School budget cuts reviewed at town hall meeting
Nevada Appeal Staff Writer
About 15 people attended the school district’s first in a series of meetings designed to explain and discuss upcoming budget cuts.
Richard Stokes, superintendent of Carson City schools, told those in attendance that the district is anticipating cuts up to $7.2 million for the upcoming year.
He reviewed the presentation given at last week’s school board meeting outlining various options for making those cuts.
The first of those could be to close a school. With enrollment dropping by 950 students to 7,908 in 2009, Stokes said, it may no longer be necessary to keep six operating elementary schools.
That would push class-size ratios up to about 22 students in kindergarten and 23 in third grade to about 30 in fourth and fifth grades.
Erin Lehman, volunteer services coordinator at Fremont Elementary School, said she was in her third-grade daughter’s classroom that day to help with science projects. She said even with 20 students in the class, it could seem overwhelming. She said she would be concerned about safety if numbers increased.
Other concerns included the quality of education, particularly in meeting adequate yearly progress under the federally mandated No Child Left Behind.
Associate Superintendent Jose Delfin said he came from Las Vegas where he sometimes taught classes with 40 students.
“They would kill for these numbers down south,” he said.
However, he said ensuring a quality education would be the district’s priority.
“I take that challenge very personally,” he said. “I didn’t go into education to push paper.”
Fremont kindergarten teacher Pamela Shank suggested cutting back on teacher training as a cost-saving option.
“Have faith in the teachers you hire,” she said. “I see this as a sacrifice of our children to save money.”
District officials are tasked with crafting a tentative budget by April 15, although the Legislature will not yet have made final funding determinations.
Other ideas included eliminating the use of all portable buildings, which could result in larger classroom sizes and changing Empire Elementary School to kindergarten through third grades.
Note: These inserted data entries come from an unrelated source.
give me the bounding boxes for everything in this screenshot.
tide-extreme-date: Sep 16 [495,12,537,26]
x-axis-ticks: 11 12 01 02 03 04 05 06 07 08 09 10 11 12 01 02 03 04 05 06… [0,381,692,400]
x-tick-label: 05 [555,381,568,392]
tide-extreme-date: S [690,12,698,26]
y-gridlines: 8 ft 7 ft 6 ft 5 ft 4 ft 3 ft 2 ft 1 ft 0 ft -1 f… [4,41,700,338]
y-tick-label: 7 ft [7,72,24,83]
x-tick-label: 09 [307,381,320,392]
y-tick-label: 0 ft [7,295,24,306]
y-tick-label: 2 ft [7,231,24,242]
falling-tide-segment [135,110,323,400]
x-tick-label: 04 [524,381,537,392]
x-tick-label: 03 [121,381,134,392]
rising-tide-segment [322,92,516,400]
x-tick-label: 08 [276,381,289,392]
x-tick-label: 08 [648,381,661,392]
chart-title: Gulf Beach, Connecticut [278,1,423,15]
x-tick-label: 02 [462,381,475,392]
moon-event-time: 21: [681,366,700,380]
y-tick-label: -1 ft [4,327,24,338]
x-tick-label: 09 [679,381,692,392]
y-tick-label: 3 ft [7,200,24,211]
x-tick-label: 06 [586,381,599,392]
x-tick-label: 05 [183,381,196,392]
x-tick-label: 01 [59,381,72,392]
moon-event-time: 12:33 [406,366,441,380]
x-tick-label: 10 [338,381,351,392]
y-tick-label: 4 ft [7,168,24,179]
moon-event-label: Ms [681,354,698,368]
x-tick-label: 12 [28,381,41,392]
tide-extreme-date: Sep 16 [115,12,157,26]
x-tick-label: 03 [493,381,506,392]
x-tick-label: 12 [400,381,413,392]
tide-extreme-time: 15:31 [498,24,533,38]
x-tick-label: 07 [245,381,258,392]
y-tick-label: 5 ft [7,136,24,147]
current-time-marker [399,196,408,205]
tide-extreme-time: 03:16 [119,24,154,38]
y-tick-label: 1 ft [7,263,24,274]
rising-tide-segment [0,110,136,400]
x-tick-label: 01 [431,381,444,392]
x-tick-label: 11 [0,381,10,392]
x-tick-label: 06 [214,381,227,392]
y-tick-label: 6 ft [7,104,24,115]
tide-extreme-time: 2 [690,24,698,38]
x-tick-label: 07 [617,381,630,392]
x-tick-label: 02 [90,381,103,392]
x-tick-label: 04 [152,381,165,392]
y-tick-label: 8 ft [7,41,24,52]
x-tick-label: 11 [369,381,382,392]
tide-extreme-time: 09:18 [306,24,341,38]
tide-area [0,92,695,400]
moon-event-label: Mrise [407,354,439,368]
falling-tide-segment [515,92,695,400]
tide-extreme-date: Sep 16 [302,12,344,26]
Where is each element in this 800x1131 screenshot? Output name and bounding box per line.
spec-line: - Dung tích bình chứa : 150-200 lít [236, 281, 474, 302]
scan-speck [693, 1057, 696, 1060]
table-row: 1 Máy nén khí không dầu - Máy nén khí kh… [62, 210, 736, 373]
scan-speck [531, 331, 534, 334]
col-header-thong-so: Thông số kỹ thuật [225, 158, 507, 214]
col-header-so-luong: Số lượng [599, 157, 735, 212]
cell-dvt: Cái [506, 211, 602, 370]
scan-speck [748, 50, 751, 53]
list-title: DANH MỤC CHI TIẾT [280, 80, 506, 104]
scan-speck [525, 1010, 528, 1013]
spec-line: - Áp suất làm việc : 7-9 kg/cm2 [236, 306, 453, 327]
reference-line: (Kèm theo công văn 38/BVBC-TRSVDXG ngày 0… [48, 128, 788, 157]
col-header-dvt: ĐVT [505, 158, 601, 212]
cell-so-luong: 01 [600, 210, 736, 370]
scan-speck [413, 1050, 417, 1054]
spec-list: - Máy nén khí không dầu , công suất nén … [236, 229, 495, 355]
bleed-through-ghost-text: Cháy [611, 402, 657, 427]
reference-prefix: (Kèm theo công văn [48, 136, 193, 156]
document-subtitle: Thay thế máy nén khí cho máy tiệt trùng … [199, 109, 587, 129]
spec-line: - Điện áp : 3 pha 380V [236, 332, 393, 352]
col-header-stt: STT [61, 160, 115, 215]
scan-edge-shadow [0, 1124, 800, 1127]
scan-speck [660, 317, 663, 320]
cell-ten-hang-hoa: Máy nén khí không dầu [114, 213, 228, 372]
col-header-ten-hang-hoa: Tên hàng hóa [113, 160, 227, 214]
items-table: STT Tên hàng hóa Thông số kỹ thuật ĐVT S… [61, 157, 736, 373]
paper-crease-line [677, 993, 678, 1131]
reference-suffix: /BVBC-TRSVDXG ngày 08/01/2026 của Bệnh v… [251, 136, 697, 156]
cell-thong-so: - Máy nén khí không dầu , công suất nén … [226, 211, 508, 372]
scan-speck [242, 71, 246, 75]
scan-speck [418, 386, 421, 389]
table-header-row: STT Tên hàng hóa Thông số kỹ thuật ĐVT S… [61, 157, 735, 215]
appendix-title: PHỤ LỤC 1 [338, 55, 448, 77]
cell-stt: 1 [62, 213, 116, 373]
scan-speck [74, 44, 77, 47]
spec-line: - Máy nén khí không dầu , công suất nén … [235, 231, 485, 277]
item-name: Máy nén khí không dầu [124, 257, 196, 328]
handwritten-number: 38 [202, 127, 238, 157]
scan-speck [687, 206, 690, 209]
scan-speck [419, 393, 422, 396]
Another option could be to stagger start times of schools to cut transportation costs.
Although it has been suggested the district dip into its $11.1 million savings to make up for the costs, Stokes said it would be dangerous as the budgets are determined on two-year cycles so the cuts will last beyond this year.
A popular suggestion from community members is a four-day work week. Stokes said officials will research the idea, but the savings could be nominal.
Bob Anderson, fiscal services director for the school district, said it makes more sense in districts that serve larger areas where decreased transportation costs could have a more dramatic impact. Carson City schools, he said, are all within about an eight-mile radius.
“So many costs of our school district are fixed because they’re attached to a salary or an operating cost,” he said. “They’re just not variable.”